Two in the audience had tried to sign up to speak today with no success due to the 24 hour rule.


From: BBetzen@aol.com
To: miguelsolis@dallasisd.org
CC: ecowan@dallasisd.org, elizabethjones@dallasisd.org, danmicciche@dallasisd.org, nbingham@dallasisd.org, lblackburn@dallasisd.org, joyceforeman@dallasisd.org, benutall@dallasisd.org, mmorath@dallasisd.org
Sent: 1/22/2015 2:29:46 P.M. Central Standard Time
Subj: Todays' 5:30 public discussion of TAPR Annual Reports

 

Dear President Solis and all DISD Trustees,


I regret that I did not call in time to address the Texas Academic Performance Report today.  I have been studying the report and have focused on the summary chart on page 3 of the report on DISD.  It is linked from the TEA web site found in the slides that are part of today's presentation.   Hopefully you will be addressing the significant decline in DISD student performance in all subjects compared to the State of Texas achievements from 2013 to 2014.


Attached please find that summary chart with one column inserted showing how much DISD fell behind in every subject from 2013 to 2014.  I will be present for the hearing if there are any questions, but I understand that your time schedule is tight, almost as if you expected there to be nobody from the public making comments.  

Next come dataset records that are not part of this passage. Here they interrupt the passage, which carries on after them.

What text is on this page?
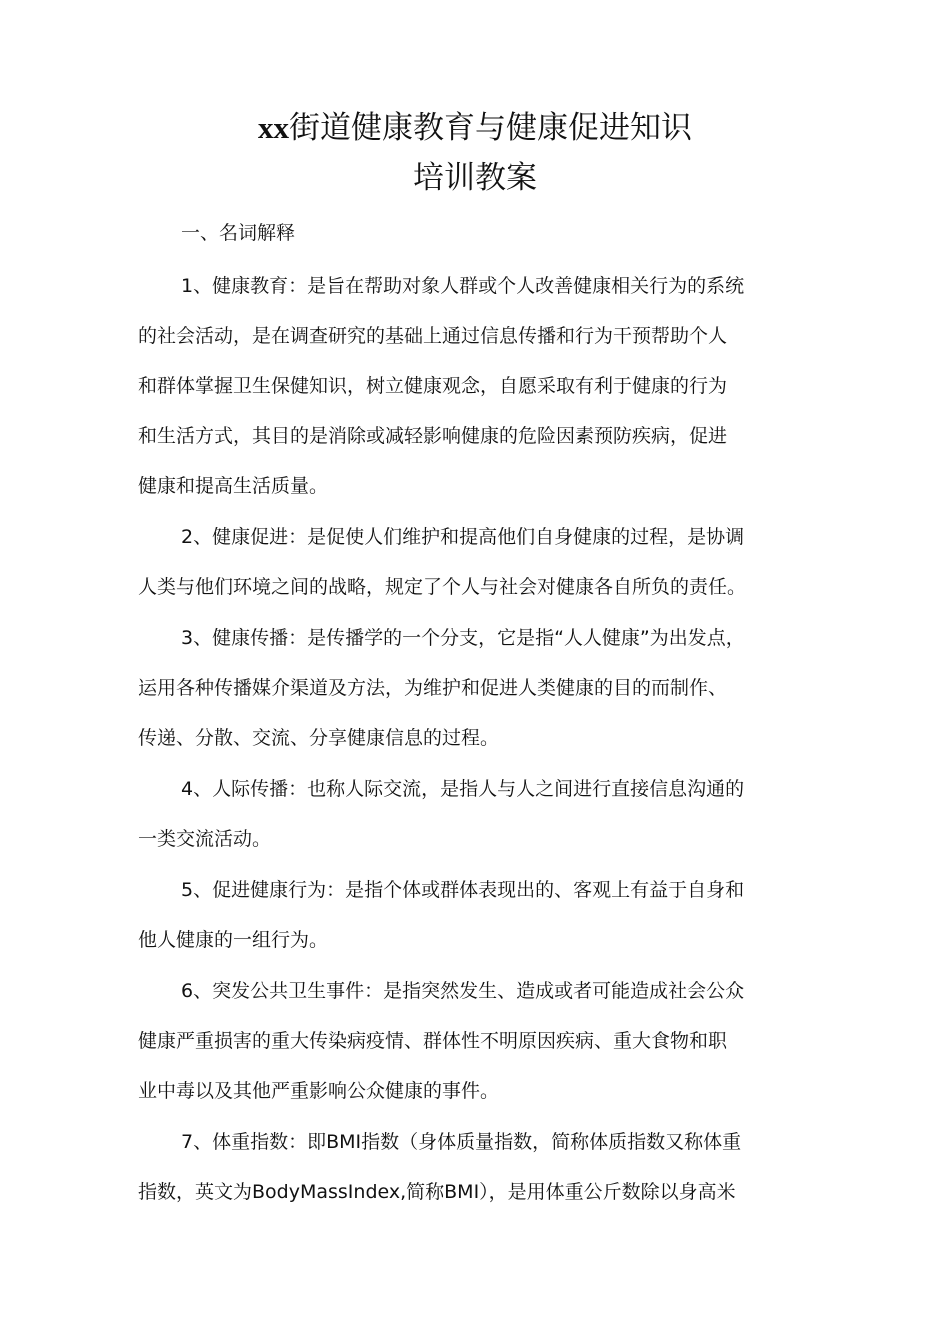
xx街道健康教育与健康促进知识
培训教案
一、名词解释
1、健康教育：是旨在帮助对象人群或个人改善健康相关行为的系统
的社会活动，是在调查研究的基础上通过信息传播和行为干预帮助个人
和群体掌握卫生保健知识，树立健康观念，自愿采取有利于健康的行为
和生活方式，其目的是消除或减轻影响健康的危险因素预防疾病，促进
健康和提高生活质量。
2、健康促进：是促使人们维护和提高他们自身健康的过程，是协调
人类与他们环境之间的战略，规定了个人与社会对健康各自所负的责任。
3、健康传播：是传播学的一个分支，它是指“人人健康”为出发点，
运用各种传播媒介渠道及方法，为维护和促进人类健康的目的而制作、
传递、分散、交流、分享健康信息的过程。
4、人际传播：也称人际交流，是指人与人之间进行直接信息沟通的
一类交流活动。
5、促进健康行为：是指个体或群体表现出的、客观上有益于自身和
他人健康的一组行为。
6、突发公共卫生事件：是指突然发生、造成或者可能造成社会公众
健康严重损害的重大传染病疫情、群体性不明原因疾病、重大食物和职
业中毒以及其他严重影响公众健康的事件。
7、体重指数：即BMI指数（身体质量指数，简称体质指数又称体重
指数，英文为BodyMassIndex,简称BMI），是用体重公斤数除以身高米
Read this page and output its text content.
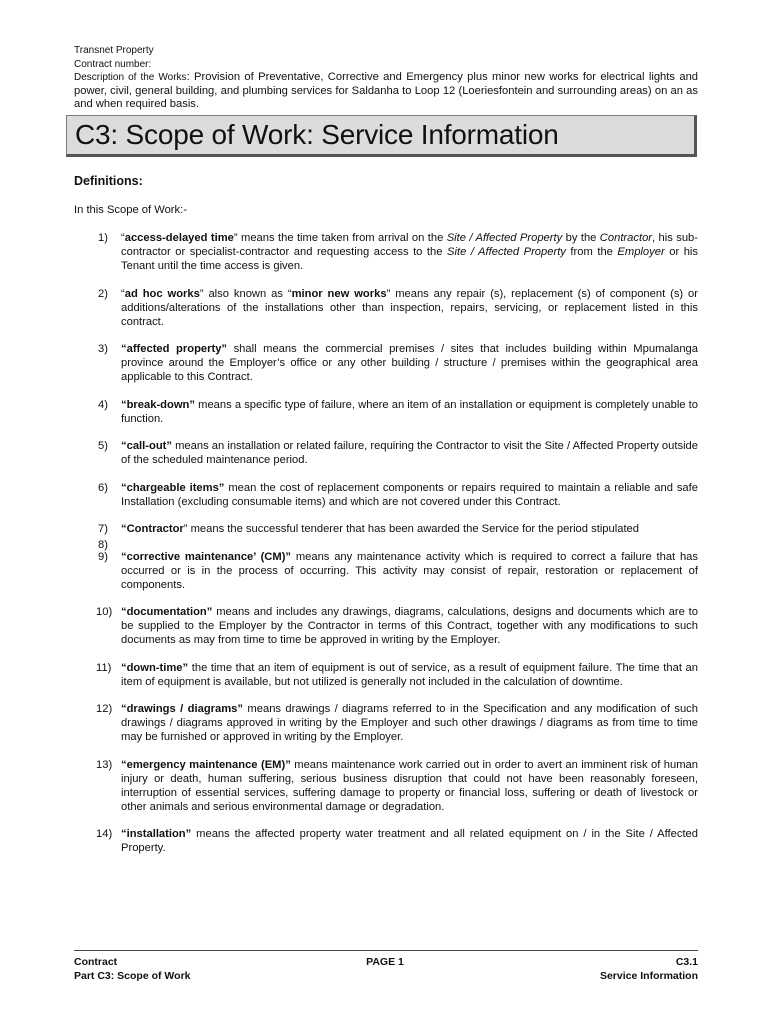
Transnet Property
Contract number:
Description of the Works: Provision of Preventative, Corrective and Emergency plus minor new works for electrical lights and power, civil, general building, and plumbing services for Saldanha to Loop 12 (Loeriesfontein and surrounding areas) on an as and when required basis.
C3: Scope of Work: Service Information
Definitions:
In this Scope of Work:-
1) “access-delayed time” means the time taken from arrival on the Site / Affected Property by the Contractor, his sub-contractor or specialist-contractor and requesting access to the Site / Affected Property from the Employer or his Tenant until the time access is given.
2) “ad hoc works” also known as “minor new works” means any repair (s), replacement (s) of component (s) or additions/alterations of the installations other than inspection, repairs, servicing, or replacement listed in this contract.
3) “affected property” shall means the commercial premises / sites that includes building within Mpumalanga province around the Employer’s office or any other building / structure / premises within the geographical area applicable to this Contract.
4) “break-down” means a specific type of failure, where an item of an installation or equipment is completely unable to function.
5) “call-out” means an installation or related failure, requiring the Contractor to visit the Site / Affected Property outside of the scheduled maintenance period.
6) “chargeable items” mean the cost of replacement components or repairs required to maintain a reliable and safe Installation (excluding consumable items) and which are not covered under this Contract.
7) “Contractor” means the successful tenderer that has been awarded the Service for the period stipulated
8)
9) “corrective maintenance’ (CM)” means any maintenance activity which is required to correct a failure that has occurred or is in the process of occurring. This activity may consist of repair, restoration or replacement of components.
10) “documentation” means and includes any drawings, diagrams, calculations, designs and documents which are to be supplied to the Employer by the Contractor in terms of this Contract, together with any modifications to such documents as may from time to time be approved in writing by the Employer.
11) “down-time” the time that an item of equipment is out of service, as a result of equipment failure. The time that an item of equipment is available, but not utilized is generally not included in the calculation of downtime.
12) “drawings / diagrams” means drawings / diagrams referred to in the Specification and any modification of such drawings / diagrams approved in writing by the Employer and such other drawings / diagrams as from time to time may be furnished or approved in writing by the Employer.
13) “emergency maintenance (EM)” means maintenance work carried out in order to avert an imminent risk of human injury or death, human suffering, serious business disruption that could not have been reasonably foreseen, interruption of essential services, suffering damage to property or financial loss, suffering or death of livestock or other animals and serious environmental damage or degradation.
14) “installation” means the affected property water treatment and all related equipment on / in the Site / Affected Property.
Contract
Part C3: Scope of Work
PAGE 1	C3.1
Service Information
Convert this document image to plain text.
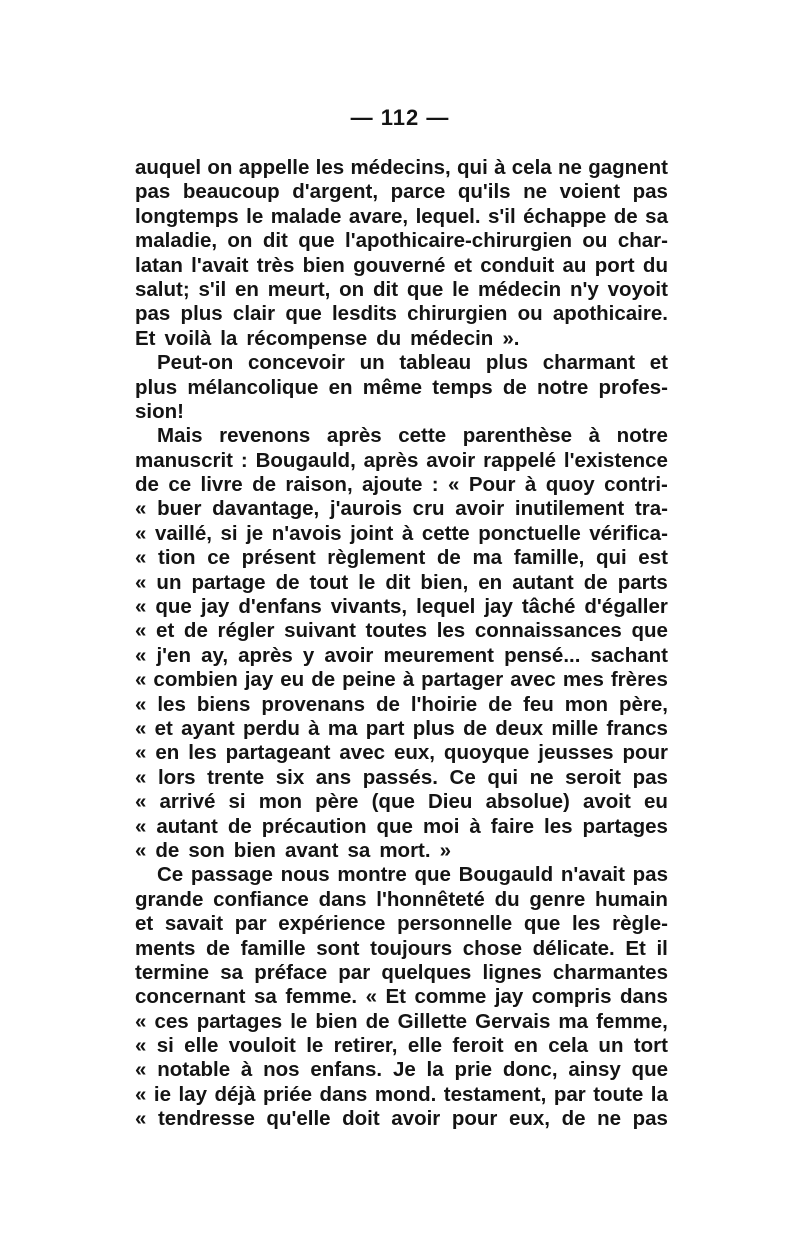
— 112 —
auquel on appelle les médecins, qui à cela ne gagnent
pas beaucoup d'argent, parce qu'ils ne voient pas
longtemps le malade avare, lequel. s'il échappe de sa
maladie, on dit que l'apothicaire-chirurgien ou char-
latan l'avait très bien gouverné et conduit au port du
salut; s'il en meurt, on dit que le médecin n'y voyoit
pas plus clair que lesdits chirurgien ou apothicaire.
Et voilà la récompense du médecin ».
Peut-on concevoir un tableau plus charmant et
plus mélancolique en même temps de notre profes-
sion!
Mais revenons après cette parenthèse à notre
manuscrit : Bougauld, après avoir rappelé l'existence
de ce livre de raison, ajoute : « Pour à quoy contri-
« buer davantage, j'aurois cru avoir inutilement tra-
« vaillé, si je n'avois joint à cette ponctuelle vérifica-
« tion ce présent règlement de ma famille, qui est
« un partage de tout le dit bien, en autant de parts
« que jay d'enfans vivants, lequel jay tâché d'égaller
« et de régler suivant toutes les connaissances que
« j'en ay, après y avoir meurement pensé... sachant
« combien jay eu de peine à partager avec mes frères
« les biens provenans de l'hoirie de feu mon père,
« et ayant perdu à ma part plus de deux mille francs
« en les partageant avec eux, quoyque jeusses pour
« lors trente six ans passés. Ce qui ne seroit pas
« arrivé si mon père (que Dieu absolue) avoit eu
« autant de précaution que moi à faire les partages
« de son bien avant sa mort. »
Ce passage nous montre que Bougauld n'avait pas
grande confiance dans l'honnêteté du genre humain
et savait par expérience personnelle que les règle-
ments de famille sont toujours chose délicate. Et il
termine sa préface par quelques lignes charmantes
concernant sa femme. « Et comme jay compris dans
« ces partages le bien de Gillette Gervais ma femme,
« si elle vouloit le retirer, elle feroit en cela un tort
« notable à nos enfans. Je la prie donc, ainsy que
« ie lay déjà priée dans mond. testament, par toute la
« tendresse qu'elle doit avoir pour eux, de ne pas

Some of you have been complaining in public that too little of the time at your meetings are spent discussing student achievement. I agree. This is a time to change that. 

I am very disappointed that it was not more clear that public comments could be made and when you had to sign up to talk. I called today and was too late. It is almost as if DISD Administration wanted to keep this hearing hidden so nobody paid attention to the declines in student achievement and the frightening data in these reports. 

Respectfully,
 

Bill Betzen, volunteer 
Dallas ISD Achievement Data
214-957-9739



Annual comparisons of DISD academic progress with Texas for the past 8 years are needed so Dallas residents have a much clearer view of the direction DISD schools are going.